Former South Carolina attorney and now-convicted murderer Alex Murdaugh’s trial captured the attention of the true crime world and the nation, but another name made headlines and trended on social media almost as much, Judge Clifton Newman.

Newman won over many people who tuned into the double homicide trial of Murdaugh. But just who is the South Carolina judge and what has made him so popular that people are pondering if he could have his own television show to crocheting his likeness as a doll?

Here’s a look at the man on the bench, his rise in prominence and what he has been up to since delivering two consecutive life sentences to Murdaugh.

Who is South Carolina Judge Clifton Newman?

Now a S.C. Circuit Court judge, Newman was born in 1951 in rural Williamsburg County in South Carolina, a little more than 100 miles north of where he presided over the Murdaugh trial in Walterboro, S.C., The Post and Courier reported in a profile of the judge last year. At the age of three, his mother moved to New York to take a job as a domestic worker for a Columbia University professor’s family, leaving him in the care of his grandparents and an aunt.

During his school years, Newman attended racially segregated schools in the 1950s and 1960s. From high school, Newman earned an undergraduate degree from Cleveland State University and graduated from Cleveland-Marshall College of Law in Cleveland, Ohio. He began practicing law in Cleveland before returning to South Carolina in 1982 to start a private law practice.

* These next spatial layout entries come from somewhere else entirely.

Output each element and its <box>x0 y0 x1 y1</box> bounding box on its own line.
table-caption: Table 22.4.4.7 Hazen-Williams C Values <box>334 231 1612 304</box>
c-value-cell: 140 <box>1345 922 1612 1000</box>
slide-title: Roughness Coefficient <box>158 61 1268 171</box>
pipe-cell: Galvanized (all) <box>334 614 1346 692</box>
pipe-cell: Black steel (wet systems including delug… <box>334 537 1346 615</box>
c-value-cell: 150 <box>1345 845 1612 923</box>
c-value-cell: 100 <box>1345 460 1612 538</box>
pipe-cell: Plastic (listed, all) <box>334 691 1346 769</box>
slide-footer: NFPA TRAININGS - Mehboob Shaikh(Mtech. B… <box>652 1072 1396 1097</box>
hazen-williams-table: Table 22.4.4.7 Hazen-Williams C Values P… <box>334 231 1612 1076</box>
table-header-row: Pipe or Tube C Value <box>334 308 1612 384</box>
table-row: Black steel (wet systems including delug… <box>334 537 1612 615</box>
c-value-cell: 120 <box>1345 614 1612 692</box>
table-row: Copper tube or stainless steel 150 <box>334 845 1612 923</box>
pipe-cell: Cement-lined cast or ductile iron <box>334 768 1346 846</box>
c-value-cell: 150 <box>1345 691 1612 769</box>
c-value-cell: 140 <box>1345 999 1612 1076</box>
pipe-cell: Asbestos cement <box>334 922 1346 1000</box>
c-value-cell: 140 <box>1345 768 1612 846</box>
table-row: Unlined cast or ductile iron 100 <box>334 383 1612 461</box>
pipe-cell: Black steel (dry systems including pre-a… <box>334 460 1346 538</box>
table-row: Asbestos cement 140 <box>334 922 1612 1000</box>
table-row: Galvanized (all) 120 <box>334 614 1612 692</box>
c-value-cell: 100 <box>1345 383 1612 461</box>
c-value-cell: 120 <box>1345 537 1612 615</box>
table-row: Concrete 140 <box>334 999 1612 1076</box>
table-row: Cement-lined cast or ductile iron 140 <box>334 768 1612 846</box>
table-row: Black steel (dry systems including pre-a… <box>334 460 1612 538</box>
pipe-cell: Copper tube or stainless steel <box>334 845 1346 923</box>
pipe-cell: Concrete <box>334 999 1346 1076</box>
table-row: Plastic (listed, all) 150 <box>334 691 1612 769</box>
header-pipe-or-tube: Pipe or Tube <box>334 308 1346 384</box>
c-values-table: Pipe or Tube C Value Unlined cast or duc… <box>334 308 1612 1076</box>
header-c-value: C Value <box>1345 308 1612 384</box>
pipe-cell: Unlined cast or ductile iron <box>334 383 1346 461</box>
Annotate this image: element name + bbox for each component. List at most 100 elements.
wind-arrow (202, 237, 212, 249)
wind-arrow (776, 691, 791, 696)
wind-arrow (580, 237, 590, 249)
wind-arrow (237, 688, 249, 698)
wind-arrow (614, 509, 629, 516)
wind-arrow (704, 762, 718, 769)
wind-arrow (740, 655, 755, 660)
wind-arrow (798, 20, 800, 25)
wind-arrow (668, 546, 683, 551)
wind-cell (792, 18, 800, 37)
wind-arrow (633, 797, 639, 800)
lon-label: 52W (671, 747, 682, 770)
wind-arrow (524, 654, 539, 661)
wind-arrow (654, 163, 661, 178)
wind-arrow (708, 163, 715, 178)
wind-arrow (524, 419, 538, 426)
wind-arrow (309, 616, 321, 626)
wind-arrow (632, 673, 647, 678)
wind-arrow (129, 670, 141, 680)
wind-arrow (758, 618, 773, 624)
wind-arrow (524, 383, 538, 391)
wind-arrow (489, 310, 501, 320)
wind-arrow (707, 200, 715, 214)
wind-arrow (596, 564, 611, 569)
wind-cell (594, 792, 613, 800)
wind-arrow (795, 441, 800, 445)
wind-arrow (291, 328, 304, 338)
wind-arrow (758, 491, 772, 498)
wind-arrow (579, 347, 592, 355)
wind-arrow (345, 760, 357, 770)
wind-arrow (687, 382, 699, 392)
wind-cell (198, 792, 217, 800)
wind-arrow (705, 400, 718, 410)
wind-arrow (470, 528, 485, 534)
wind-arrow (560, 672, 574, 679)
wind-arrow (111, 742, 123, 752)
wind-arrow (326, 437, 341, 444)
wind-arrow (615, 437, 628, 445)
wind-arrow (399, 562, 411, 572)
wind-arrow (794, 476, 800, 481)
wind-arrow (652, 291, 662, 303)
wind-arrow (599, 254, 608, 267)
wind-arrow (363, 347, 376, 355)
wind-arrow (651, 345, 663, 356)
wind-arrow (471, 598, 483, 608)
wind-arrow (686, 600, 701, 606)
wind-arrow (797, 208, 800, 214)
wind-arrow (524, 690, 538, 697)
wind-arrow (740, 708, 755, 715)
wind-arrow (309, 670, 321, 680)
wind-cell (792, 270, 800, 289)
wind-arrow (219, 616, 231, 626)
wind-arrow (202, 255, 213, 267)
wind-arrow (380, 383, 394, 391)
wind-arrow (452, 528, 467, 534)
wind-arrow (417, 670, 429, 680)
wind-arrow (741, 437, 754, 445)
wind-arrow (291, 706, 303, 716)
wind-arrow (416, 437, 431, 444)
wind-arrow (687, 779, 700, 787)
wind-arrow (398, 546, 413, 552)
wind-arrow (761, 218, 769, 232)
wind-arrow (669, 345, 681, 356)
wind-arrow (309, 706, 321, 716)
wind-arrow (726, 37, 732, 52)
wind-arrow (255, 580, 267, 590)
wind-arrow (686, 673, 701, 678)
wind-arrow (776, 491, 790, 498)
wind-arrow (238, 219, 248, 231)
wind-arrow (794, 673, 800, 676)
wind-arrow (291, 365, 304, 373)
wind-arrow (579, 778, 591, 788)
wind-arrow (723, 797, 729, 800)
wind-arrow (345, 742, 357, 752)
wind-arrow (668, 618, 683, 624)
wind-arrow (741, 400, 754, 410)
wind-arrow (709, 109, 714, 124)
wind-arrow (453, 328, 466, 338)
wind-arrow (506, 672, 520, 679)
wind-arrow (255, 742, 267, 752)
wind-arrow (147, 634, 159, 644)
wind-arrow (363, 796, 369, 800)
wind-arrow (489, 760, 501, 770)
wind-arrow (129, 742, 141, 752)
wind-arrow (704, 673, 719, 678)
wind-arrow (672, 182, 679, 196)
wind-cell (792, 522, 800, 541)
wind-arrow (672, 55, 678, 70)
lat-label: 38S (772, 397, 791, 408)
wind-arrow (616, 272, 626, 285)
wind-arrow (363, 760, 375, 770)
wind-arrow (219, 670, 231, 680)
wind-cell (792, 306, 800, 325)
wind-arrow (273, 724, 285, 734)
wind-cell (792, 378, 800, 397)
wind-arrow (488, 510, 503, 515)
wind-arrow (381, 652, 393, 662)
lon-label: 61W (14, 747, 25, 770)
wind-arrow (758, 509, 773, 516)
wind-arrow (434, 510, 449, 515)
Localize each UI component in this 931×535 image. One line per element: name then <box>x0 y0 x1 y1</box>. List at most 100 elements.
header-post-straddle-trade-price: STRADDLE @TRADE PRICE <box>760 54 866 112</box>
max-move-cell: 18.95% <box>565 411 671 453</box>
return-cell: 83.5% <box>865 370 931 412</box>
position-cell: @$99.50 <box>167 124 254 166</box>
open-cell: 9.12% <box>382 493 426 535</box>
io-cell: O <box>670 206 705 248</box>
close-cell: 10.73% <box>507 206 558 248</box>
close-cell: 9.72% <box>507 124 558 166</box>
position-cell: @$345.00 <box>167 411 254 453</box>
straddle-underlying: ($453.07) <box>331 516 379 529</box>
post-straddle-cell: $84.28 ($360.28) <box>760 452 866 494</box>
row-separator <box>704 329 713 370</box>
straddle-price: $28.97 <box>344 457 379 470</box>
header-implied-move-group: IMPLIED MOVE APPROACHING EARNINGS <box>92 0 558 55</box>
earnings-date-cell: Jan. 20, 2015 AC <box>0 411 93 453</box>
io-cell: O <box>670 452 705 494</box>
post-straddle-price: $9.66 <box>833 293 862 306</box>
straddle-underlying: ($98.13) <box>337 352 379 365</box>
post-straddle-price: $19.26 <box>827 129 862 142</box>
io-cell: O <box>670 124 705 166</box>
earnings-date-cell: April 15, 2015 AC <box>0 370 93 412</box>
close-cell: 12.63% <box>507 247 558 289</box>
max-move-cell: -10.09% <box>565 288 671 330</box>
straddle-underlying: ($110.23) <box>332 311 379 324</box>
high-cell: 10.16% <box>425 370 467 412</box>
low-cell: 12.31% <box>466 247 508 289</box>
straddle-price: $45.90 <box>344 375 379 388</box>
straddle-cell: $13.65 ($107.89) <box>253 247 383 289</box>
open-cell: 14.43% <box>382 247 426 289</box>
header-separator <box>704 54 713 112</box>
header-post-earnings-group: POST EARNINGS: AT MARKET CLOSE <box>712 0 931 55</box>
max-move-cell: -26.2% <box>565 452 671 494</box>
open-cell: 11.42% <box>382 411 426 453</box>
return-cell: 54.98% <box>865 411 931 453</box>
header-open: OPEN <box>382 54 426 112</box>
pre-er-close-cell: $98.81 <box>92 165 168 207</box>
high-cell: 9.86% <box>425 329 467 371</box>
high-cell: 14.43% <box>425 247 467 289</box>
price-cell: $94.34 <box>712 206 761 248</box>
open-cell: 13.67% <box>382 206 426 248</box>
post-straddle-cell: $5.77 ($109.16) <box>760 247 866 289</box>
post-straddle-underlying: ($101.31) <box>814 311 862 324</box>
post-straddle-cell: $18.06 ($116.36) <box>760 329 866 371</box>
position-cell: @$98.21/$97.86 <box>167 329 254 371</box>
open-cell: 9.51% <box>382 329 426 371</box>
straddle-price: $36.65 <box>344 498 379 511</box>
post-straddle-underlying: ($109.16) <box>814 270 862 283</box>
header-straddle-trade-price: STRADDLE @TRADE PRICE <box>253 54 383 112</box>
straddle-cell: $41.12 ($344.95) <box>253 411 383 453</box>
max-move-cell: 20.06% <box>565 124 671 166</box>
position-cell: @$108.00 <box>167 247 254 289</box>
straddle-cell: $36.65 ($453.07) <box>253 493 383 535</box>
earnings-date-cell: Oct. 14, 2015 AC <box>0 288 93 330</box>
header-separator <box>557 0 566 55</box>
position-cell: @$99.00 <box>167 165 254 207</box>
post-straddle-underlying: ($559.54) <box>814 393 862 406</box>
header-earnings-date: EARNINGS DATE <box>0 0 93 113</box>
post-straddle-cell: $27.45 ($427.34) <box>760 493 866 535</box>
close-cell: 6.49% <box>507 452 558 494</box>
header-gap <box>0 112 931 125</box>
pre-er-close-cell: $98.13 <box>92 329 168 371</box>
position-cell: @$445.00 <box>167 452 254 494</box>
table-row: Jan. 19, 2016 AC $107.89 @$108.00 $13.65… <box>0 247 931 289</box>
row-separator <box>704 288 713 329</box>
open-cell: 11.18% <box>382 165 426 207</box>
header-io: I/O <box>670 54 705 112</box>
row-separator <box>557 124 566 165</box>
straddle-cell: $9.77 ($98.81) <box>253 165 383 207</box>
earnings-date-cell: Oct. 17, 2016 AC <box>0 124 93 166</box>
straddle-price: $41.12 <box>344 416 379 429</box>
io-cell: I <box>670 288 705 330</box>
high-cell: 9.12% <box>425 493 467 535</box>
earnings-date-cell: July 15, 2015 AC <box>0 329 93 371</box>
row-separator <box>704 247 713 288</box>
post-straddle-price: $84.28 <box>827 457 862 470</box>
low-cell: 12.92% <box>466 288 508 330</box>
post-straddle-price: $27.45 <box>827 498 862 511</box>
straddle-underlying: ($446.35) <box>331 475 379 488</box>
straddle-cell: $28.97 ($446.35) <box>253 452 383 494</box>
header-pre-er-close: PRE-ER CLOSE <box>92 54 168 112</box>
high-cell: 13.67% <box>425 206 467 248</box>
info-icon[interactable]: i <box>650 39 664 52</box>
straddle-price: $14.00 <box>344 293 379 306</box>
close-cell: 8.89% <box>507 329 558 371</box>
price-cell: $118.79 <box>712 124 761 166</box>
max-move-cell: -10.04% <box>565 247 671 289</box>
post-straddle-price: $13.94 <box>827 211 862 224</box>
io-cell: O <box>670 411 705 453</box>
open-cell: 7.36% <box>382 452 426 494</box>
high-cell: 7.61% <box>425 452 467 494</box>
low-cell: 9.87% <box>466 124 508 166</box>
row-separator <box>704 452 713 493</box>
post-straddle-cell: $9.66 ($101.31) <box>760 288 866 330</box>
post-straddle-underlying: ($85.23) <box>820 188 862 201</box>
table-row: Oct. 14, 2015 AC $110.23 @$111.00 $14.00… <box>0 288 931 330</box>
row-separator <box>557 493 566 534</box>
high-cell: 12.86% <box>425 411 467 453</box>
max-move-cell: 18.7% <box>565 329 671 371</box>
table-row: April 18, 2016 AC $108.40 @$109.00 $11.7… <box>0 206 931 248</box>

Newman served as a defense attorney, a civil practitioner and a prosecutor before 2000 when the state General Assembly elected him to serve as a Circuit Court judge.

“To come from a rural community, a farming community, and to go from that scenario to playing the role of a lawyer was quite inspiring,” Newman told the American Bar Association in 2017.

Clifton Newman’s time presiding over the Murdaugh case wins over social media

As the Murdaugh trial went on Newman’s name began to pop up in social media posts with people looking for information and praising him for his conduct on the bench while presiding over the double-homicide trial.